The Province was trying to negotiate an agreement with the Federal Government to transfer the protection of inland waters. This bit of cooperative federalism turned out to be much more of a challenge than anticipated because the feds did not want to ante up the financial resources deemed necessary for enforcement and science.
With 186 licensed salmon rivers in Newfoundland and Labrador and 69 per cent of all Atlantic Salmon caught in Canada coming from these waters, the protection of the resource should have been a national priority. Stocks were only 30 per cent of what they were in the 1980's. Alas we did not have the clout of British Columbia.
"Leaks" originating out of Ottawa indicate that the Federal Government intends to end federal oversight over much of the country's fresh water.

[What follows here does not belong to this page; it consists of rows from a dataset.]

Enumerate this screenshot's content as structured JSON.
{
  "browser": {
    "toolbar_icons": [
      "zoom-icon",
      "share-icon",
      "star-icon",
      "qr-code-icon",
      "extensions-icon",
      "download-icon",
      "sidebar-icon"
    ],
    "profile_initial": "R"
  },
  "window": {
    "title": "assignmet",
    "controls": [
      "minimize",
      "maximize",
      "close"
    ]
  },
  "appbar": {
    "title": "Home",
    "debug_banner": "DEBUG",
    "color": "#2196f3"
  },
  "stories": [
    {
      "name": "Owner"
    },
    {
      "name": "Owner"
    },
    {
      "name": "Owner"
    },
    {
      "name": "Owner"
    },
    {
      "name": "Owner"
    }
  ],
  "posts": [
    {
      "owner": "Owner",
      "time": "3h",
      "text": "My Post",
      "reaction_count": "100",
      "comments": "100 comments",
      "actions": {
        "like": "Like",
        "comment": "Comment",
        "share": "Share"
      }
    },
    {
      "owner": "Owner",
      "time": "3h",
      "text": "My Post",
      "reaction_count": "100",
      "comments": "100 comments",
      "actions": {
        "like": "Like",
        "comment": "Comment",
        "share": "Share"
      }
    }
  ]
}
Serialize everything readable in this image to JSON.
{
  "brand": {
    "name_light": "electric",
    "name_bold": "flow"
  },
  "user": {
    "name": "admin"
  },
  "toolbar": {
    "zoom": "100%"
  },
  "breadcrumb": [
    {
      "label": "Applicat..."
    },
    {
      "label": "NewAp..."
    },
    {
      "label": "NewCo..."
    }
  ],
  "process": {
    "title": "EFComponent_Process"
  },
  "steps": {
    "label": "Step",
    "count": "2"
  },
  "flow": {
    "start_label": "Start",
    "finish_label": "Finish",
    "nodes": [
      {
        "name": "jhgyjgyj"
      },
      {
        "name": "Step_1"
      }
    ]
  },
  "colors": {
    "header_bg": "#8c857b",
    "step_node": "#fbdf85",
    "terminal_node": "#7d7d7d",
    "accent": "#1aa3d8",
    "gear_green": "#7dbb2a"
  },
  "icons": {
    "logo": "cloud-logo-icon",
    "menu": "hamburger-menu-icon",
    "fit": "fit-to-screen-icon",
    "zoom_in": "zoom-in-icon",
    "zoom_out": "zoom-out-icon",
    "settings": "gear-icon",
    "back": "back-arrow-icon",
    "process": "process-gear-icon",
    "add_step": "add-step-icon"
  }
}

Frankly, in this province, this should not come as much of a burden because the provincial government has already stepped-up to fill the vacuum caused by decades of federal neglect.
In 2004, the province of Newfoundland and Labrador announced it's own Inland Fisheries Enforcement Program, within the Department of Natural Resources, despite the fact that the federal government was constitutionally tasked with with enforcement and conservation on salmon rivers in the province. A special team of 20 conservation officers began patrolling inland waters and investigate salmon fishing violations. Within months, the new enforcement initiative had succeeded in breaking up dozens of poaching rings that had gone undetected under federal neglect.
Once can only assume that the limited enforcement capacity of the federal Department of Fisheries and Oceans will be eliminated all together.
Keep an eye on the Public Works website, I am half expecting the DFO castle on White Hills to be put up on tenders.